Reasons to Fall in Love with Cobolli, the B-side of the Italian Job of Tennis


Ansa photo
At Wimbledon the Italian tennis player beat Marin Cilic and will play the quarter-finals against Novak Djokovic
The whole world is a village, to say that children are pieces of the heart for anyone and at any latitude. Wherever you come from. From Val Pusteria or southern Rome. And whatever runs through your veins, Teutonic or Latin blood. Whether your name is Siglinde Sinner or Stefano Cobolli, whether you prepare pork shanks or teach tennis, in the end, you are incapable of holding back your emotions, you lose all modesty, you let yourself go. The way, yes, is absolutely personal. Siglinde, with that name of a rock mother of a Germanic tribe, vents by going back and forth, in and out of the stands, like those mothers who cannot see their children coming downhill on skis, or going three hundred on a motorbike. At the Foro Italico, they saw her in this state while her son lost a set to the American Paul. Stefano, on the other hand, remains firm in his seat, but opens the taps, like a dam, and a river of tears comes down. Yesterday, sitting in the corner of court number 2 reserved for the Italian tennis player (a crowd of people, family, staff, his best friend Edo Bove, the only thing missing was a second cousin), he was touching as he hid his face in the embrace of Guglielmo, his youngest son, and looking at him brought to mind that song in which Concato recalls the moments when he spoke to animals and was moved by a film.
Now, one would like to escape from this constant comparison with Sinner, his habits, his extraordinary regularity (which lately, in truth, has jammed a couple of times), the enormous wealth of his staff (and here too, for some time now the choices have not always been happy), but telling their diversity is a way to broaden horizons, and understand how there is not only one way, the one beaten by the red-headed Teutonic who to celebrate at the most drinks a mineral water and a ride in an Audi, to reach success. We had already achieved it with Alcaraz, we have confirmation of it with Cobolli.

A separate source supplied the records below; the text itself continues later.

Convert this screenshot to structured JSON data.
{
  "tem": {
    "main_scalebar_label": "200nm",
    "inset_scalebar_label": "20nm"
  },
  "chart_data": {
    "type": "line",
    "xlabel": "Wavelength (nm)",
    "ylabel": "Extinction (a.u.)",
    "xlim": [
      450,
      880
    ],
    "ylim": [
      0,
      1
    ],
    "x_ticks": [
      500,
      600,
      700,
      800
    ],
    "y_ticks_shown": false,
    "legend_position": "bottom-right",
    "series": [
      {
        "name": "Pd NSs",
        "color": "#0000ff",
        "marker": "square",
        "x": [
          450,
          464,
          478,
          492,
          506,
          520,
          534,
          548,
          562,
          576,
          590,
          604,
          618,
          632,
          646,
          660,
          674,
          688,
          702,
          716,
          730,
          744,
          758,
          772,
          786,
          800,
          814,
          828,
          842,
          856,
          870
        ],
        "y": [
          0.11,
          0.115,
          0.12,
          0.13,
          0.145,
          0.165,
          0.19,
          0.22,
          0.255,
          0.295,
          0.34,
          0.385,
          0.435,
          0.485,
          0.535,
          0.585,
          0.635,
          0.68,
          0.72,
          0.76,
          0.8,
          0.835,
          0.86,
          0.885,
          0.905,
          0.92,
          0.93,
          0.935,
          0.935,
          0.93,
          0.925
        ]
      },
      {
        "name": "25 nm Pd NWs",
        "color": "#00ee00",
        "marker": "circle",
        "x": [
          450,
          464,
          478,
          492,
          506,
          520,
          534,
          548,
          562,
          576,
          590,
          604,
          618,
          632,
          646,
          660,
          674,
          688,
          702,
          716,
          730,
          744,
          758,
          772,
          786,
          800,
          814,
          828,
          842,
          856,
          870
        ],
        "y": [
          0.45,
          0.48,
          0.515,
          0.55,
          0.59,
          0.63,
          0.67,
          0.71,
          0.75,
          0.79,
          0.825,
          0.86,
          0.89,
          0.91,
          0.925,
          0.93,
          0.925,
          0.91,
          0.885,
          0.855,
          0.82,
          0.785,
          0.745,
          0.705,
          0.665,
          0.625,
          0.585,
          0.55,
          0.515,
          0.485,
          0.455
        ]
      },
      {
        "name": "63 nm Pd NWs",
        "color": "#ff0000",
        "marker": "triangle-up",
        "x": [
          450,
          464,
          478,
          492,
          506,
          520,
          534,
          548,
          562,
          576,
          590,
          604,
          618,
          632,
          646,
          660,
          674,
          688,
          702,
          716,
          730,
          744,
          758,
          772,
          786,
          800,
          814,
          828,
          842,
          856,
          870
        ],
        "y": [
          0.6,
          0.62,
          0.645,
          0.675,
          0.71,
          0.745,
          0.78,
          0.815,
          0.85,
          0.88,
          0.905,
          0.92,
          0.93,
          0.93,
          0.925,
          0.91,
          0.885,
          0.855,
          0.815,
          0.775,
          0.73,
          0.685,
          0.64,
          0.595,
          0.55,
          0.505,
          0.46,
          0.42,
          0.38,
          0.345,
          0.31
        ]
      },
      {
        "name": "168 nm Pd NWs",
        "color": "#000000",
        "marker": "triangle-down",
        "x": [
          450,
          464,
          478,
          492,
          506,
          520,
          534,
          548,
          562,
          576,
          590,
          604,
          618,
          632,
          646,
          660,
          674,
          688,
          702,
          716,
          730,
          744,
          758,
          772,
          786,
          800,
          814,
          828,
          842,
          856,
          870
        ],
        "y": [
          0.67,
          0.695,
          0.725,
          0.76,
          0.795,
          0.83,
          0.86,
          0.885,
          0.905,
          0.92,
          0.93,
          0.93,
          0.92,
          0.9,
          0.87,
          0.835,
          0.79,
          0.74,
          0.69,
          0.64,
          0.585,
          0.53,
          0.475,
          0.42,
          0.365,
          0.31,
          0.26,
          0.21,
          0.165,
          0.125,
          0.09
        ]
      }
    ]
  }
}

The Roman Cobolli, who started out in the deep south of the Capital, where the city slopes not always gently towards the sea of Ostia, and became a tennis player among the posh kids of Parioli; the Roma player Cobolli, who after a thousand trips to Trigoria left his place on the right wing, astounding a certain Bruno Conti (“I’ve never seen someone with that talent choose another discipline”), because, he says, “team sports weren’t for me, I wanted to be able to decide for myself” (Sinner, on the other hand, has always gone alone, with skis on his feet or with a racket in his hand); the fragile Cobolli, that somewhat mummy’s boy talent who, when he plays in front of his home crowd, feels he has to give more and, punctually, gives less (at the Foro Italico it happened again this year); the son of art Cobolli, who at a certain point risked being crushed in this relationship with the master-father and instead now seems to have found the measures, not only those of the field (an undertaking that the other did not have to attempt, "because my parents always left me free to do what I wanted", and thank goodness, by now he would be a champion of canederli).
So, if we want to consider Jannik Sinner and Flavio Cobolli as the a and b sides of the Italian job , the brutal summary is that we do it better. Tennis. Even at Wimbledon. Especially at Wimbledon (if Flavio beats Djokovic...).